En Aïkido, la pratique à genoux – appelée suwari waza – suscite souvent des réactions contrastées. Pour certains, c’est un exercice indispensable qui affine le centrage et développe la discipline. Pour d’autres, c’est une contrainte douloureuse, parfois vécue comme un vestige folklorique éloigné des réalités d’aujourd’hui.

Alors, comment trouver la juste place du suwari waza dans l’Aïkido moderne, sans en faire ni une corvée pour les genoux, ni une pratique folklorique ?

 

Un héritage culturel et technique

                              

Le suwari waza vient d’un Japon où l’on vivait, recevait et parfois combattait assis au sol. Il a été conservé en Aïkido comme un moyen d’approfondir certaines dimensions techniques et culturelles :

  • travailler la stabilité et le centrage en se privant de l’appui des jambes,
     

  • affiner la précision des distances et des axes,
     

  • effacer les différences de taille et de gabarit, puisque chacun pratique à la même hauteur,
     

  • renforcer la discipline et la condition physique, car se déplacer en shikko (marche à genoux) exige un engagement musculaire particulier.
     

Quand la pratique devient une contrainte

                            

Pour autant, le suwari waza n’est pas sans limites :

  • Souffrance articulaire : beaucoup de pratiquants ont des fragilités de genoux (arthrose, blessures, opérations) qui rendent l’exercice difficile, voire impossible.
     

  • Lien avec la condition physique : le poids ou le manque de mobilité accentuent encore la pression sur les articulations.
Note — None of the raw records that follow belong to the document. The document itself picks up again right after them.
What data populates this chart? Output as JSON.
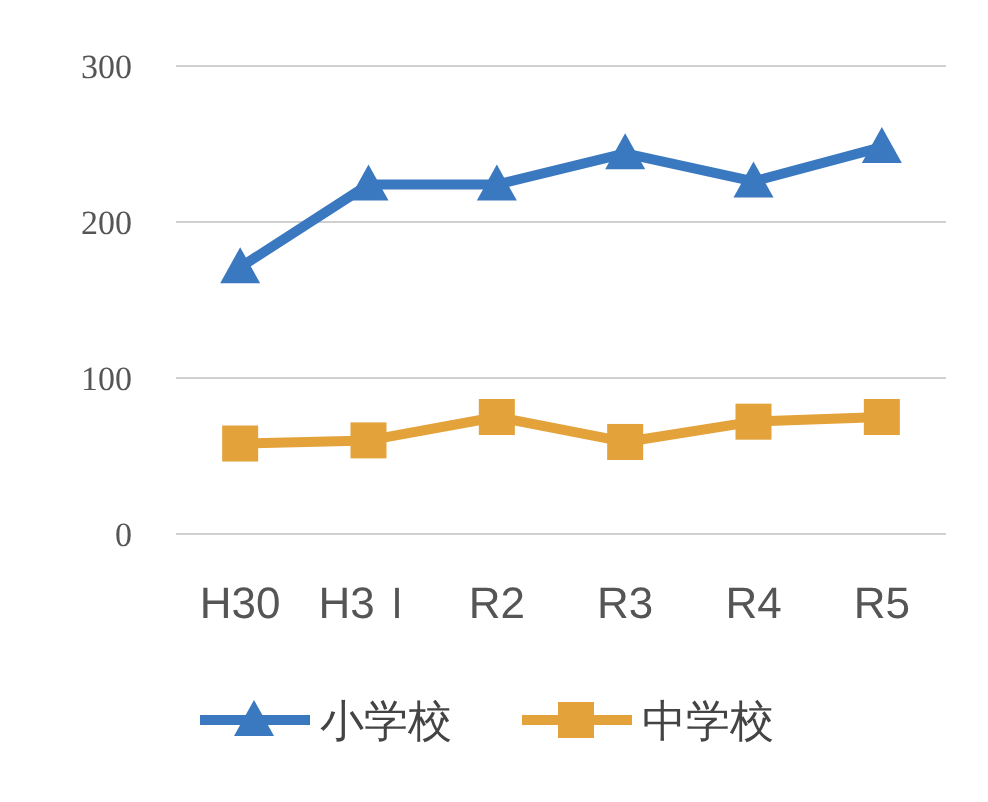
{
  "chart_data": {
    "type": "line",
    "categories": [
      "H30",
      "H3Ｉ",
      "R2",
      "R3",
      "R4",
      "R5"
    ],
    "series": [
      {
        "name": "小学校",
        "color": "#3a78c0",
        "marker": "triangle",
        "values": [
          171,
          224,
          224,
          244,
          226,
          248
        ]
      },
      {
        "name": "中学校",
        "color": "#e3a23a",
        "marker": "square",
        "values": [
          58,
          60,
          75,
          59,
          72,
          75
        ]
      }
    ],
    "ylim": [
      0,
      300
    ],
    "yticks": [
      0,
      100,
      200,
      300
    ],
    "grid": "y",
    "legend": "bottom"
  }
}
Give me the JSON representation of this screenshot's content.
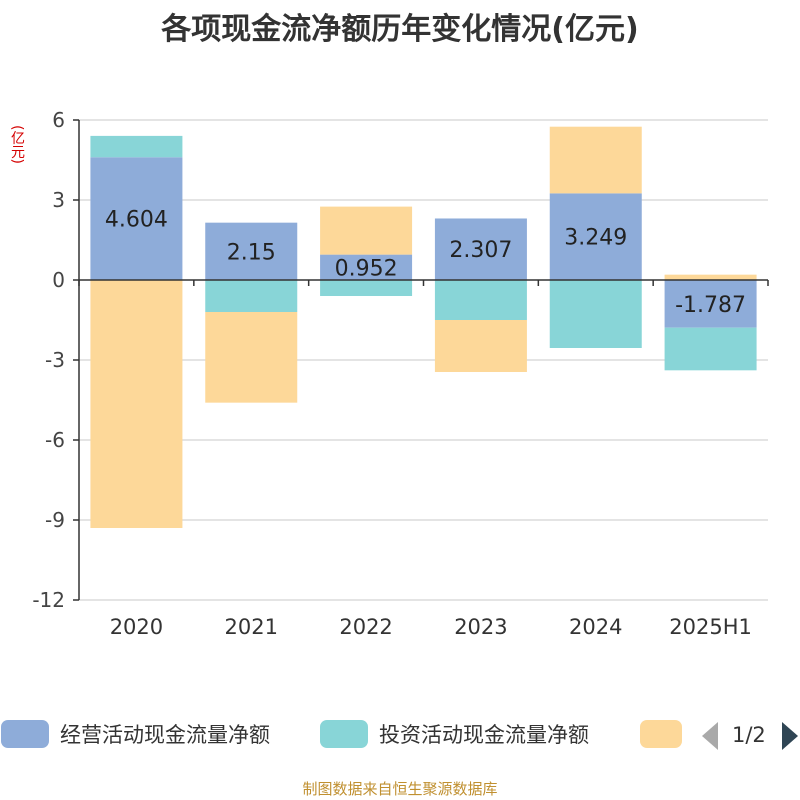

Il ne s’agit pas de blâmer ces pratiquants, mais de rappeler que tous les corps ne peuvent pas vivre l’exercice de la même manière.
     

  • Durée excessive : un temps trop long consacré au suwari waza peut devenir irrespectueux pour les pratiquants, même ceux qui n’ont pas de fragilités particulières.
     

  • Habitudes modernes : nous ne vivons plus assis au sol, et la position prolongée à genoux ne fait plus partie de notre quotidien ni de notre culture occidentale.
     

C’est pour cela que, dans de nombreux dojos, le suwari waza est limité à environ 15 minutes par cours, afin d’en conserver l’essence sans qu’il devienne une source de souffrance.

Pourquoi certains dojos l’ont réduit au minimum

Il arrive aussi que certains dojos n’intègrent presque plus le suwari waza. Cela ne signifie pas forcément un rejet de cette pratique. Bien souvent, c’est lié à la condition physique de l’enseignant lui-même : après des décennies de pratique, de nombreux professeurs ont les genoux fragilisés et ne peuvent plus démontrer ni répéter ces déplacements sans douleur. Dans ce cas, la pédagogie s’adapte par nécessité, sans remettre en cause la valeur technique du suwari waza.

Un exercice obligatoire aux passages de grade

Malgré les débats, le suwari waza reste un exercice exigé lors des passages de grade. Les candidats doivent montrer qu’ils savent attaquer, chuter et exécuter des techniques à genoux. C’est une manière de vérifier que cette part du patrimoine technique est maîtrisée, au même titre que le travail debout (tachi waza) ou assis face à un partenaire debout (hanmi handachi).

Garder le sens, éviter les excès

                          

Alors, faut-il supprimer le suwari waza ? Probablement pas. Certes, ce n’est pas l’exercice le plus « efficace » dans une optique d’autodéfense en situation réelle. Mais si l’on posait cette exigence à toute l’Aïkido, beaucoup d’autres aspects de la discipline disparaîtraient.

Le suwari waza garde du sens parce qu’il incarne la diversité de la pratique et qu’il invite à travailler des qualités autrement difficiles à développer : mobilité des hanches, centrage, discipline, humilité face à l’inconfort.

La question n’est donc pas de l’abolir, mais de l’adapter :

 

  • réduire le temps de pratique pour respecter les corps,
     

  • rappeler son intérêt culturel et technique,
     

  • l’utiliser comme un outil de progression, pas comme une punition.
     

Conclusion

Le suwari waza n’a sans doute plus la place centrale qu’il occupait autrefois, mais il reste une richesse de l’Aïkido. Trop pratiqué, il devient une corvée pour les genoux ; supprimé totalement, il appauvrit la diversité de la discipline.

Entre ces deux extrêmes, il existe une voie d’équilibre : continuer à pratiquer à genoux, avec mesure, respect et adaptation. Car c’est aussi cela, l’esprit de l’Aïkido : faire vivre l’héritage sans l’imposer, et cultiver l’harmonie jusque dans l’inconfort.